Dün çeyrek asrı doldurmasına bir yıl kalan evliliğimizin yıldönümüydü. Sabah kalkar kalkmaz eşimi kutlayıp, ailemizin üç güzel çocuğunu dünyaya getirdiği için teşekkür ettim. Allah’a
şükrettim, sadece bizimkileri değil, dünyadaki tüm çocukları koruması için yalvardım.

* * *

Çocuklarımızla birlikte oturduğumuz kahvaltı masasında onlara bakarken, birden gözümün önüne Gezi olayları sırasında uğradığı taşlı sopalı saldırıda hayatını kaybeden Ali İsmail Korkmaz’ın Antakya’daki evinde gördüğüm çocukluk fotoğrafları geliverdi.
Sonra da o mütevazı evde annesi Emel Hanım’dan şu dinlediklerim:
“Hepsi için söylenir ama, dördüncü evladım Ali İsmail gerçekten çok güzel bir bebekti.
Ağlamaz, nazlanmaz, huysuzluk yapmaz, kendisine azıcık gülümseyenlere, katılırcasına kahkahalar atarak cevap verirdi.”

* * *

Ali İsmail büyüdü, yaşam sevinciyle dopdulu bir öğrenci oldu.
Derslerinde çok başarılıydı.
Devam ettiği okullarda hep takdir, teşekkür ve onur belgesi alırdı.
Onur belgelerine, sadece okul içi başarısı nedeniyle değil, huzurevlerinde kalan yaşlıları yalnız bırakmadığı, engellilerin yaşamlarını kolaylaştırmak amacıyla düzenlenen kampanyalara katıldığı, sosyal yardım projeleriyle kimsesizlere sahip çıktığı için de layık görülürdü.
Çevresinde de sevilen, sözü dinlenilen, kişiliğine güvenilen bir arkadaştı.
Ali İsmail gerçek bir hayvanseverdi.
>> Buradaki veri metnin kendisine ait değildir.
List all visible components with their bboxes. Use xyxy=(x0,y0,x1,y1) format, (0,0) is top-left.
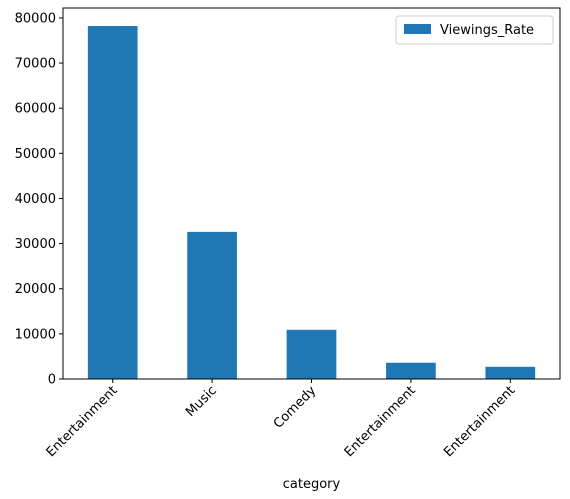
y-tick-label-1: 10000 xyxy=(15,327,56,342)
x-axis-label: category xyxy=(283,477,341,492)
legend-label: Viewings_Rate xyxy=(440,23,534,38)
x-tick-label-2: Comedy xyxy=(271,383,320,432)
x-tick-label-0: Entertainment xyxy=(44,383,121,460)
y-tick-label-0: 0 xyxy=(48,373,56,388)
bar-0 xyxy=(87,26,138,380)
bar-2 xyxy=(286,329,337,379)
legend-swatch xyxy=(404,24,431,34)
bars-layer xyxy=(87,26,536,380)
y-tick-label-6: 60000 xyxy=(15,102,56,117)
legend-box xyxy=(395,15,554,45)
bar-4 xyxy=(485,366,536,379)
x-tick-label-4: Entertainment xyxy=(441,383,518,460)
bar-3 xyxy=(386,362,436,379)
y-tick-label-7: 70000 xyxy=(15,57,56,72)
y-tick-label-4: 40000 xyxy=(15,192,56,207)
y-tick-label-8: 80000 xyxy=(15,11,56,26)
bar-1 xyxy=(187,231,237,379)
x-tick-label-3: Entertainment xyxy=(342,383,419,460)
x-tick-label-1: Music xyxy=(183,383,220,420)
y-tick-label-2: 20000 xyxy=(15,282,56,297)
y-tick-label-3: 30000 xyxy=(15,237,56,252)
y-tick-label-5: 50000 xyxy=(15,147,56,162)
legend: Viewings_Rate xyxy=(395,15,554,45)
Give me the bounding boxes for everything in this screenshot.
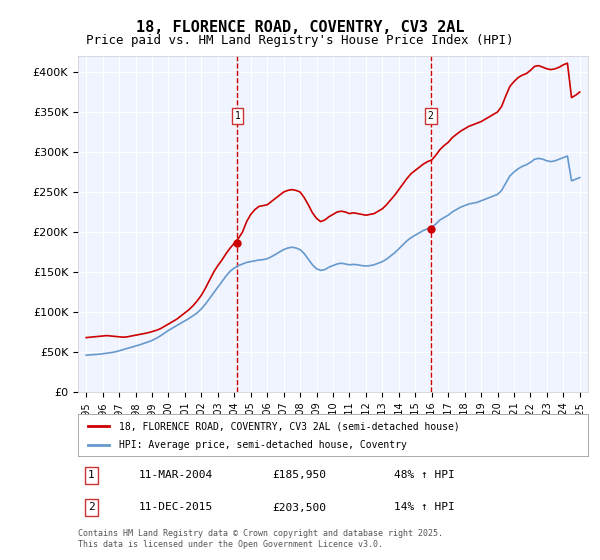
Text: 11-DEC-2015: 11-DEC-2015 bbox=[139, 502, 214, 512]
Text: 11-MAR-2004: 11-MAR-2004 bbox=[139, 470, 214, 480]
Text: Contains HM Land Registry data © Crown copyright and database right 2025.
This d: Contains HM Land Registry data © Crown c… bbox=[78, 529, 443, 549]
Text: 2: 2 bbox=[428, 111, 434, 121]
Text: 48% ↑ HPI: 48% ↑ HPI bbox=[394, 470, 455, 480]
Text: £203,500: £203,500 bbox=[272, 502, 326, 512]
Text: 1: 1 bbox=[88, 470, 95, 480]
Text: 18, FLORENCE ROAD, COVENTRY, CV3 2AL: 18, FLORENCE ROAD, COVENTRY, CV3 2AL bbox=[136, 20, 464, 35]
Text: 14% ↑ HPI: 14% ↑ HPI bbox=[394, 502, 455, 512]
Text: HPI: Average price, semi-detached house, Coventry: HPI: Average price, semi-detached house,… bbox=[119, 440, 407, 450]
Text: 2: 2 bbox=[88, 502, 95, 512]
Text: £185,950: £185,950 bbox=[272, 470, 326, 480]
Text: 18, FLORENCE ROAD, COVENTRY, CV3 2AL (semi-detached house): 18, FLORENCE ROAD, COVENTRY, CV3 2AL (se… bbox=[119, 421, 460, 431]
Text: 1: 1 bbox=[235, 111, 241, 121]
Text: Price paid vs. HM Land Registry's House Price Index (HPI): Price paid vs. HM Land Registry's House … bbox=[86, 34, 514, 46]
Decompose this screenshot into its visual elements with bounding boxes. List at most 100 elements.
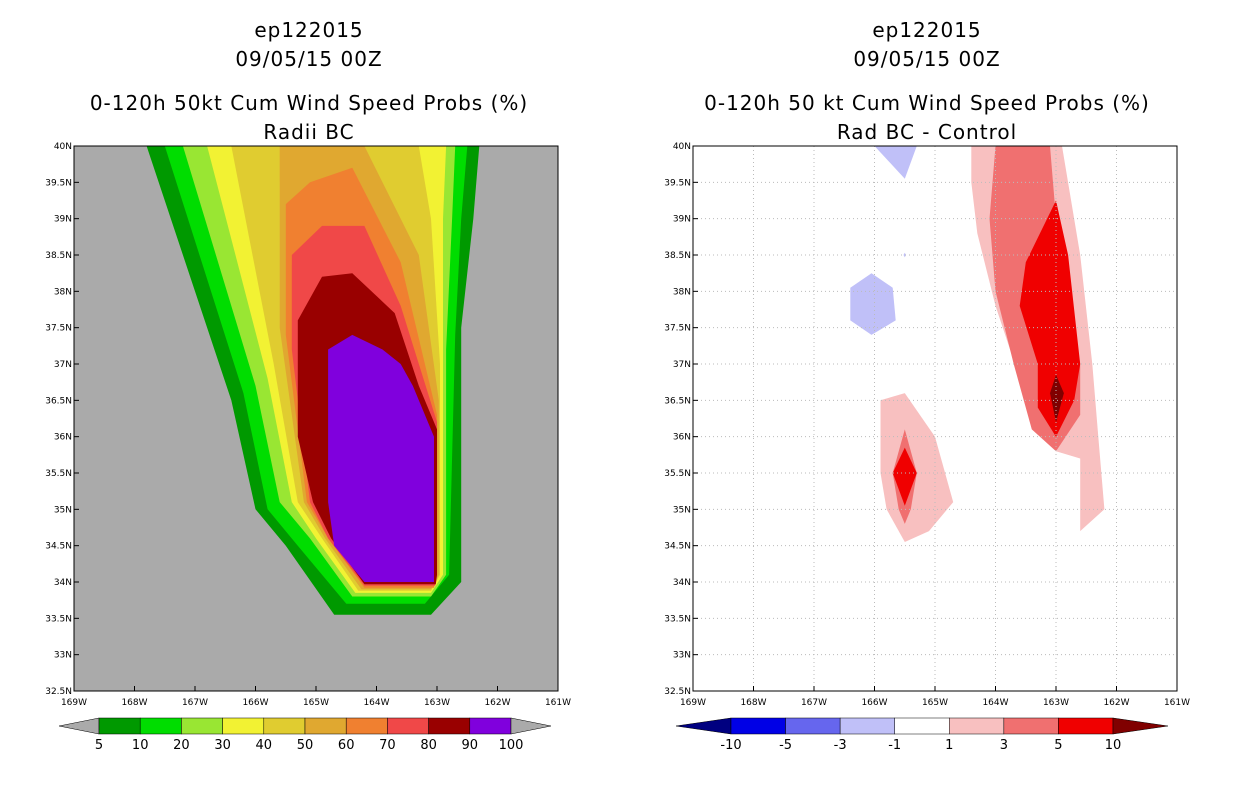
- contour-fill-90: [328, 334, 434, 582]
- x-tick-label: 165W: [303, 698, 329, 708]
- contour-layer: [146, 146, 480, 615]
- x-tick-label: 164W: [363, 698, 389, 708]
- contour-fill-neg3: [903, 252, 906, 258]
- colorbar-segment: [98, 717, 141, 735]
- x-tick-label: 161W: [1164, 698, 1190, 708]
- y-tick-label: 39N: [673, 215, 691, 225]
- chart-subtitle: Radii BC: [263, 120, 355, 144]
- x-tick-label: 165W: [922, 698, 948, 708]
- colorbar-segment: [730, 717, 786, 735]
- x-tick-label: 169W: [680, 698, 706, 708]
- y-tick-label: 39N: [54, 215, 72, 225]
- y-tick-label: 34.5N: [664, 542, 691, 552]
- colorbar-label: 90: [462, 738, 479, 753]
- colorbar-label: 40: [256, 738, 273, 753]
- y-tick-label: 37.5N: [45, 324, 72, 334]
- colorbar-label: -10: [720, 738, 741, 753]
- x-tick-label: 167W: [182, 698, 208, 708]
- colorbar-segment: [785, 717, 841, 735]
- colorbar-label: 20: [173, 738, 190, 753]
- y-tick-label: 37N: [673, 360, 691, 370]
- colorbar-label: 100: [499, 738, 524, 753]
- wind-probability-map: 169W 168W 167W 166W 165W 164W 163W 162W 161W 32.5…: [45, 142, 571, 753]
- colorbar-label: 30: [214, 738, 231, 753]
- colorbar-segment: [949, 717, 1005, 735]
- y-tick-label: 33.5N: [45, 614, 72, 624]
- storm-id: ep122015: [872, 18, 982, 42]
- colorbar-label: -5: [779, 738, 792, 753]
- y-tick-label: 32.5N: [664, 687, 691, 697]
- colorbar-label: -3: [834, 738, 847, 753]
- x-tick-label: 162W: [484, 698, 510, 708]
- y-tick-label: 34N: [673, 578, 691, 588]
- colorbar-label: 5: [95, 738, 103, 753]
- y-tick-label: 38N: [54, 287, 72, 297]
- x-tick-label: 163W: [1043, 698, 1069, 708]
- y-tick-label: 40N: [673, 142, 691, 152]
- contour-fill-5: [1019, 200, 1081, 437]
- x-tick-label: 163W: [424, 698, 450, 708]
- y-tick-label: 37N: [54, 360, 72, 370]
- x-tick-label: 169W: [61, 698, 87, 708]
- y-tick-label: 38N: [673, 287, 691, 297]
- colorbar-label: 3: [1000, 738, 1008, 753]
- y-tick-label: 33N: [673, 651, 691, 661]
- colorbar-label: 80: [420, 738, 437, 753]
- colorbar-segment: [469, 717, 512, 735]
- y-tick-label: 37.5N: [664, 324, 691, 334]
- colorbar-segment: [1003, 717, 1059, 735]
- contour-layer: [850, 146, 1105, 542]
- contour-fill-neg3: [874, 146, 917, 179]
- colorbar-under-arrow: [58, 717, 100, 735]
- probability-difference-map: 169W 168W 167W 166W 165W 164W 163W 162W 161W 32.5…: [664, 142, 1190, 753]
- colorbar-label: 10: [132, 738, 149, 753]
- x-tick-label: 164W: [982, 698, 1008, 708]
- colorbar-segment: [387, 717, 429, 735]
- right-chart-panel: ep122015 09/05/15 00Z 0-120h 50 kt Cum W…: [618, 0, 1236, 800]
- colorbar: 5 10 20 30 40 50 60 70 80 90 100: [58, 717, 552, 753]
- y-tick-label: 40N: [54, 142, 72, 152]
- y-tick-label: 34.5N: [45, 542, 72, 552]
- y-tick-label: 36.5N: [45, 396, 72, 406]
- colorbar-segment: [222, 717, 265, 735]
- colorbar-label: 5: [1054, 738, 1062, 753]
- colorbar-segment: [139, 717, 182, 735]
- contour-fill-10: [1050, 374, 1064, 423]
- colorbar-label: 1: [945, 738, 953, 753]
- left-chart-panel: ep122015 09/05/15 00Z 0-120h 50kt Cum Wi…: [45, 18, 571, 753]
- x-tick-label: 168W: [740, 698, 766, 708]
- contour-fill-5: [892, 447, 917, 506]
- x-tick-label: 167W: [801, 698, 827, 708]
- y-tick-label: 35N: [54, 505, 72, 515]
- colorbar-segment: [428, 717, 471, 735]
- colorbar-label: -1: [888, 738, 901, 753]
- chart-subtitle: Rad BC - Control: [836, 120, 1018, 144]
- y-tick-label: 32.5N: [45, 687, 72, 697]
- colorbar-under-arrow: [675, 717, 732, 735]
- colorbar-segment: [263, 717, 306, 735]
- contour-fill-neg3: [850, 273, 896, 335]
- colorbar-label: 60: [338, 738, 355, 753]
- y-tick-label: 39.5N: [664, 178, 691, 188]
- colorbar-label: 50: [297, 738, 314, 753]
- x-tick-label: 168W: [121, 698, 147, 708]
- colorbar: -10 -5 -3 -1 1 3 5 10: [675, 717, 1169, 753]
- x-tick-label: 166W: [242, 698, 268, 708]
- y-tick-label: 39.5N: [45, 178, 72, 188]
- y-tick-label: 36N: [673, 433, 691, 443]
- colorbar-segment: [304, 717, 347, 735]
- colorbar-label: 70: [379, 738, 396, 753]
- colorbar-segment: [181, 717, 223, 735]
- colorbar-segment: [894, 717, 950, 735]
- datetime-label: 09/05/15 00Z: [853, 47, 1001, 71]
- colorbar-segment: [839, 717, 895, 735]
- x-tick-label: 161W: [545, 698, 571, 708]
- y-tick-label: 33.5N: [664, 614, 691, 624]
- x-tick-label: 162W: [1103, 698, 1129, 708]
- colorbar-over-arrow: [1112, 717, 1169, 735]
- storm-id: ep122015: [254, 18, 364, 42]
- y-tick-label: 35.5N: [664, 469, 691, 479]
- y-tick-label: 38.5N: [45, 251, 72, 261]
- colorbar-over-arrow: [510, 717, 552, 735]
- colorbar-segment: [345, 717, 388, 735]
Hani “Karıncayı bile incitmekten çekinir” derler ya, işte kalbi tüm canlılara karşı öylesine sevgi dolu bir gençti. Örneğin bir gün annesi evde temizlik yaparken sinekleri öldürünce kızmış,Bırak anne, onlar da canlı, onların da yaşam hakları var” diye çıkışmıştı!

* * *

Her genç gibi Ali İsmail’in de hayalleri, kendince büyük idealleri vardı.
Anadolu Üniversitesi’nin İngilizce Öğretmenliği bölümünde okuyordu ama onun gönlünde yatan mütercim tercüman olmaktı.
Dünyayı dolaşmak, farklı kültürleri tanımak ve böylece nasıl bir dünyada yaşadığımızı anlamak istiyordu.

* * *

Ama olmadı.
Zalimler, bu kısacık ama harikulade filmin son karesini acımasızca dondurdular.
Göğüslerinde kalp yerine taş barındıranlar, sineğe bile kıyamayan yüreği sevgi dolu bu gence adeta sinek avlarcasına sopalarla vurarak, tekmeler atarak kıydılar.
Kendisini tanıyanların “O, barış, dostluk ve kardeşlik simgesiydi” dedikleri Ali İsmailimizi henüz 19’undayken aramızdan aldılar.
Ama aynı zamanda Ali İsmail Korkmaz adını ölümsüz kıldılar.

* * *

Sevgili okurlarım,
Yarın yurttaşlık görevini yerine getirip oy vermek için sandığa giderken, eminim sizin de gözlerinizin önünden bazı yürek yakan görüntüler geçecek.
Bu iktidar döneminde yaşadığımız acılar, zulümler, hukuksuzluklar, anayasayı ayaklar altına almalar, eşi görülmedik hırsızlıklar, katliam gibi kazalar, dış politikadaki hüsranlar, “400 milletvekili olsaydı bunlar yaşanmazdı” denilerek geçiştirilmeye çalışılan canlı bombalı katliamlar, şehit cenazeleri, ağlayan analar, babalar, son bir umutla tabutlara sarılıp babalarının cenazelerini bırakmamaya çalışan çocuklar, taşlı sopalı saldırıya uğrayan gazeteler, evlerinin önünde dövülen gazeteciler, bağımsız medyaya yönelik tehditler, fişi çekilen televizyonlar, kana bulanmış sarı basın kartları, silahlı polislerin önünde hazırlanan gazeteler, stadyumlarda esir alınan futbol hakemleri gelecek.
İnanıyorum ki bunları hatırlayıp oy kullanacaksınız.
İnanıyorum ki bunları hatırlayıp gasp edilen demokrasimizi özgürlüğüne kavuşturacaksınız.
İnanıyorum ki bunları hatırlayıp ülkemizin ve çocuklarımızın geleceğini kurtaracaksınız.